Jeder Unternehmer hier im Rat weiss, dass schwerwiegende Entwicklungen einen unscheinbaren Anfang haben. Es beginnt ganz unscheinbar. Wissen Sie, wenn wir heute z. B. über den Auslauf von Hauskatzen diskutieren würden, dann wären die Tribünen links und rechts randvoll. Heute diskutieren wir über Wohlstand, Sicherheit und die Zukunft unseres Landes. Ich sage Ihnen, es ist ein Anfang; es ist die Frage, in welche Richtung es geht, ob wir uns blockieren oder ob wir uns weiterentwickeln. Sie denken vielleicht, ich übertreibe jetzt ein bisschen. Nein, ich übertreibe nicht. Ich bin hundertprozentig überzeugt: Der Entscheid ist sehr gewichtig.
Wo ist jetzt der Unterschied? Wir streiten uns ja etwas um des Kaisers Bart, würde ich sagen. Was ist der Unterschied zwischen der bundesrätlichen Lösung, der ständerätlichen Lösung und der Lösung der Mehrheit der Aussenpolitischen Kommission? Es ist keiner - und doch einer. Es ist keiner, weil der Bundesrat gehalten ist - meine Damen und Herren von der SVP-Fraktion und natürlich auch alle übrigen, es betrifft auch uns selber -, die schweizerische Bundesverfassung einzuhalten, nichts mehr und nichts weniger. Und in der Bundesverfassung steht dieser Artikel. Das Volk hat abgestimmt und Artikel 121a angenommen. Dieser ist einzuhalten, umzusetzen.
Aber auch die ganze Bundesverfassung ist eben einzuhalten und umzusetzen. Das ist unser Ziel, dorthin müssen wir. Das ist unser Auftrag. Der Bundesrat weiss das. Wir geben eigentlich heute unsere Hoheit über diese Ratifizierung an den Bundesrat weiter, im Vertrauen, im Wissen, dass der Bundesrat - und zwar der Gesamtbundesrat und nicht nur Bundesrätin Simonetta Sommaruga - die Bundesverfassung einhalten muss. Wir werden uns verpflichten.

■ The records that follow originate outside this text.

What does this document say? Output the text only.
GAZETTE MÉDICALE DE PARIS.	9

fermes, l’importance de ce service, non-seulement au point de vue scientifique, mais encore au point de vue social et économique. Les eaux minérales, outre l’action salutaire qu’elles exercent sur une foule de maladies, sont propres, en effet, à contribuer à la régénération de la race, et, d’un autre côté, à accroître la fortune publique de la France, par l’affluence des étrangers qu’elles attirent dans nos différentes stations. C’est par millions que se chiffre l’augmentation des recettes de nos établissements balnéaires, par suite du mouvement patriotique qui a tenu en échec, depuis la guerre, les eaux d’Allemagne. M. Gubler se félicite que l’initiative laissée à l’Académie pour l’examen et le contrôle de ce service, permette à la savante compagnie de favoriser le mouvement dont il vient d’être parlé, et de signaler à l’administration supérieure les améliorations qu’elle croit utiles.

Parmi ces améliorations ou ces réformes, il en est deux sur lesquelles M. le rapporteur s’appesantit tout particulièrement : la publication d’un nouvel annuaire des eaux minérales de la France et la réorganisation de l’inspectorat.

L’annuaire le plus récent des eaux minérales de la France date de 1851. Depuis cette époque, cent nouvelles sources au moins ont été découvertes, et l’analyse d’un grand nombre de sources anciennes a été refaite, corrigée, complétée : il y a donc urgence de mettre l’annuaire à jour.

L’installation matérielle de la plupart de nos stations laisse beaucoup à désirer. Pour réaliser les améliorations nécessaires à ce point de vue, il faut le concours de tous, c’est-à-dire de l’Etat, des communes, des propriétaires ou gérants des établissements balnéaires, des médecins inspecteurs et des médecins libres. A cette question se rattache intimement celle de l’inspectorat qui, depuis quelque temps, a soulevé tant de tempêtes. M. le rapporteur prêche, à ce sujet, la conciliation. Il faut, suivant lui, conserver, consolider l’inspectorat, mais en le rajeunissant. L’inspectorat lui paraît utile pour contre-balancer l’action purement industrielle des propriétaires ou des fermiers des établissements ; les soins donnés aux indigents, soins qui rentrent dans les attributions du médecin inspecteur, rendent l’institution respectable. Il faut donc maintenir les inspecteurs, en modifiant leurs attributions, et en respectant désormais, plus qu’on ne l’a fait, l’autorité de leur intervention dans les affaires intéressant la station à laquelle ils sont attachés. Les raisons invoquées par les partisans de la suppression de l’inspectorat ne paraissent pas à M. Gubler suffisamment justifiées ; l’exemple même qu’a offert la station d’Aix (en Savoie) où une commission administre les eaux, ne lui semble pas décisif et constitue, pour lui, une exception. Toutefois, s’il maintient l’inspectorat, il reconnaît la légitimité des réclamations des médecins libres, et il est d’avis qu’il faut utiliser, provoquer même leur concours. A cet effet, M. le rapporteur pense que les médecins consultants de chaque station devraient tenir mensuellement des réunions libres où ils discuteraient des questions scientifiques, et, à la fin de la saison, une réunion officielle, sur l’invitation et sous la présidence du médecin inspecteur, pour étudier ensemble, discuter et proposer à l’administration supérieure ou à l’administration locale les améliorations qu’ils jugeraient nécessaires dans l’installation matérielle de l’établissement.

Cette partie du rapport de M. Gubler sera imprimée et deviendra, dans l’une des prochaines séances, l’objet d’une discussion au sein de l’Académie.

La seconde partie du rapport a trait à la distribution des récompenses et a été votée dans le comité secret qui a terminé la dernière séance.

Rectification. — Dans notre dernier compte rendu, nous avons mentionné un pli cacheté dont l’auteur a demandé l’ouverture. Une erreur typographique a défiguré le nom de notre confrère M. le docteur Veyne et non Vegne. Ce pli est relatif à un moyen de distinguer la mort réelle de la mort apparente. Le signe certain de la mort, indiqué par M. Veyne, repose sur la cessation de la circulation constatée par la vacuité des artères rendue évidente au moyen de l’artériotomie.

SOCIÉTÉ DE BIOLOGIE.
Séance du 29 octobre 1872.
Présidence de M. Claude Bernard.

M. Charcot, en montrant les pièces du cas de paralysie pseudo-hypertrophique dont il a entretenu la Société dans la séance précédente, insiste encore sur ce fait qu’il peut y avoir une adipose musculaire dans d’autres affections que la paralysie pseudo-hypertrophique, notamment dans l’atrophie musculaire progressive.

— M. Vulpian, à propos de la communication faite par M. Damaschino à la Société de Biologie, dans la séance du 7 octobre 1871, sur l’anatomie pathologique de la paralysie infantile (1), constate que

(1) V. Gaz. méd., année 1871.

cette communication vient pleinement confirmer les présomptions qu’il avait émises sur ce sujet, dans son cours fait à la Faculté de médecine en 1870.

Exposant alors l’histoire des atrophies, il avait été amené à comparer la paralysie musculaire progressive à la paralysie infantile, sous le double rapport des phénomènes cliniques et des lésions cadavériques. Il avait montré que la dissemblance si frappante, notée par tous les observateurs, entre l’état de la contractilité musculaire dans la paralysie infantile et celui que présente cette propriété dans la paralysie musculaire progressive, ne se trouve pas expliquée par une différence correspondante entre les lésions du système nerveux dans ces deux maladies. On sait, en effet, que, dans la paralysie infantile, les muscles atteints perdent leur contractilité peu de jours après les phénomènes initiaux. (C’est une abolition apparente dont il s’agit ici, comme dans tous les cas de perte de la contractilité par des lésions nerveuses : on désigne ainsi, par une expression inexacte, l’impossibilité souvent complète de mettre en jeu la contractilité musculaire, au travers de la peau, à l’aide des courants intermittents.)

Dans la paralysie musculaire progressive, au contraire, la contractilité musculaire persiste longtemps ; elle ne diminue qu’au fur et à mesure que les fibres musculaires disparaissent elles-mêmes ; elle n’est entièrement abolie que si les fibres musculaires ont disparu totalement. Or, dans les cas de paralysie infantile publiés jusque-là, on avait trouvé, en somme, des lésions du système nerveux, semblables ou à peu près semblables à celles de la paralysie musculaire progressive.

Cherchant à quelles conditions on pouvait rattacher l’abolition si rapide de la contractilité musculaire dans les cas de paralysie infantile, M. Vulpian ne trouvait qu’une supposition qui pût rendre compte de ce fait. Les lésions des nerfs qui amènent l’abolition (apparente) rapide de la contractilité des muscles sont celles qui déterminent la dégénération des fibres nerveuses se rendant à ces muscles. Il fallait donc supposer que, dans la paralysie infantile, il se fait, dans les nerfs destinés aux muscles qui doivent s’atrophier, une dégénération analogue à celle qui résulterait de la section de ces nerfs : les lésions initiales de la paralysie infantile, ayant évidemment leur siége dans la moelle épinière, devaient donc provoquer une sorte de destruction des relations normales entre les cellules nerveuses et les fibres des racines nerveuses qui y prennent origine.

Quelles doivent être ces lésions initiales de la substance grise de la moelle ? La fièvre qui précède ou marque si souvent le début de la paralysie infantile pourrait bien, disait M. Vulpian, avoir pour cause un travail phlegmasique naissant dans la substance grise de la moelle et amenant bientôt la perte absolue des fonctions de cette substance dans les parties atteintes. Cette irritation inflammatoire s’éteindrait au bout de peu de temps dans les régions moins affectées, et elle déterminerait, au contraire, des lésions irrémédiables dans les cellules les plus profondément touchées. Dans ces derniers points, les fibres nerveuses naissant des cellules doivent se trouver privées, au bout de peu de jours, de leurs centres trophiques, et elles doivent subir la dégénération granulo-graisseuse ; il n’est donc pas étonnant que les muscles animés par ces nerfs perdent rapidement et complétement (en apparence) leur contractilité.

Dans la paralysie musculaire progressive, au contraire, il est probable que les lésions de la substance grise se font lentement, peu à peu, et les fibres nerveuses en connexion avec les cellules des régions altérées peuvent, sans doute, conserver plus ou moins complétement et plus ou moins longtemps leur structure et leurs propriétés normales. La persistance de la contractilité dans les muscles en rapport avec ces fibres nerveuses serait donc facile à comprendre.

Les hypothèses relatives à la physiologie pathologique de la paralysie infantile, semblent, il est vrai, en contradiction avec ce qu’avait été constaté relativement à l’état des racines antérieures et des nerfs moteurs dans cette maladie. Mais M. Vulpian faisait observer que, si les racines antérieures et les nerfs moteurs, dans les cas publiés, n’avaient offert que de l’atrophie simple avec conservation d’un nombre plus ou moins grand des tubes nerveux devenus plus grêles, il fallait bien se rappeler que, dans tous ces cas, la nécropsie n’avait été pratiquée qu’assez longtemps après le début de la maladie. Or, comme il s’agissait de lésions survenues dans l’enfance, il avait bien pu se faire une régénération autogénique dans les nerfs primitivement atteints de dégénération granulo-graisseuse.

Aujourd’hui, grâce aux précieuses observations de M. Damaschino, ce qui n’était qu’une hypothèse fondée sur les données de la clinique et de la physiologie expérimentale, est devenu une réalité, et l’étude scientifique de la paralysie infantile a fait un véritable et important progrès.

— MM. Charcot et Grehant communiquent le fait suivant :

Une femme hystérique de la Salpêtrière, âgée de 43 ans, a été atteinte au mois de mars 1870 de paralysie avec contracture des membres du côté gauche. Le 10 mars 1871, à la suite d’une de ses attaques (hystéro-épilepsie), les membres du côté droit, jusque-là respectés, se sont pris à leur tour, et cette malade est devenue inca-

Jetzt ist einfach die Frage, ob wir dem Bundesrat sozusagen die "Fitze" mitgeben oder ihm etwas den Auslauf, die Handlungshoheit begrenzen. Braucht der Bundesrat diese "Fitze"? Das müssen Sie heute entscheiden. Es ist eigentlich letztendlich eher eine Eingrenzung - wie soll ich sagen -, der Handlungsspielraum wird vielleicht etwas eingegrenzt. Aber ich würde Ihnen eines sagen: Sie machen mit diesem Schritt eigentlich eher eine Relativierung des Verfassungsauftrages als eine - wie soll ich sagen - Konzentration auf diesen Verfassungsauftrag.
Am Ende bitte ich Sie einfach, der Minderheit II (Schneider-Schneiter) zuzustimmen, also gemäss Bundesrat zu [PAGE 920] entscheiden, dem Bundesrat das Vertrauen zu schenken, aber ihn auch zu verpflichten. Das sagen wir ganz deutlich: Wir verpflichten den Bundesrat, die Bundesverfassung einzuhalten. Wenn er das nicht tut, werden wir, glaube ich, dann mit dem Bundesrat ein kräftiges Wort sprechen.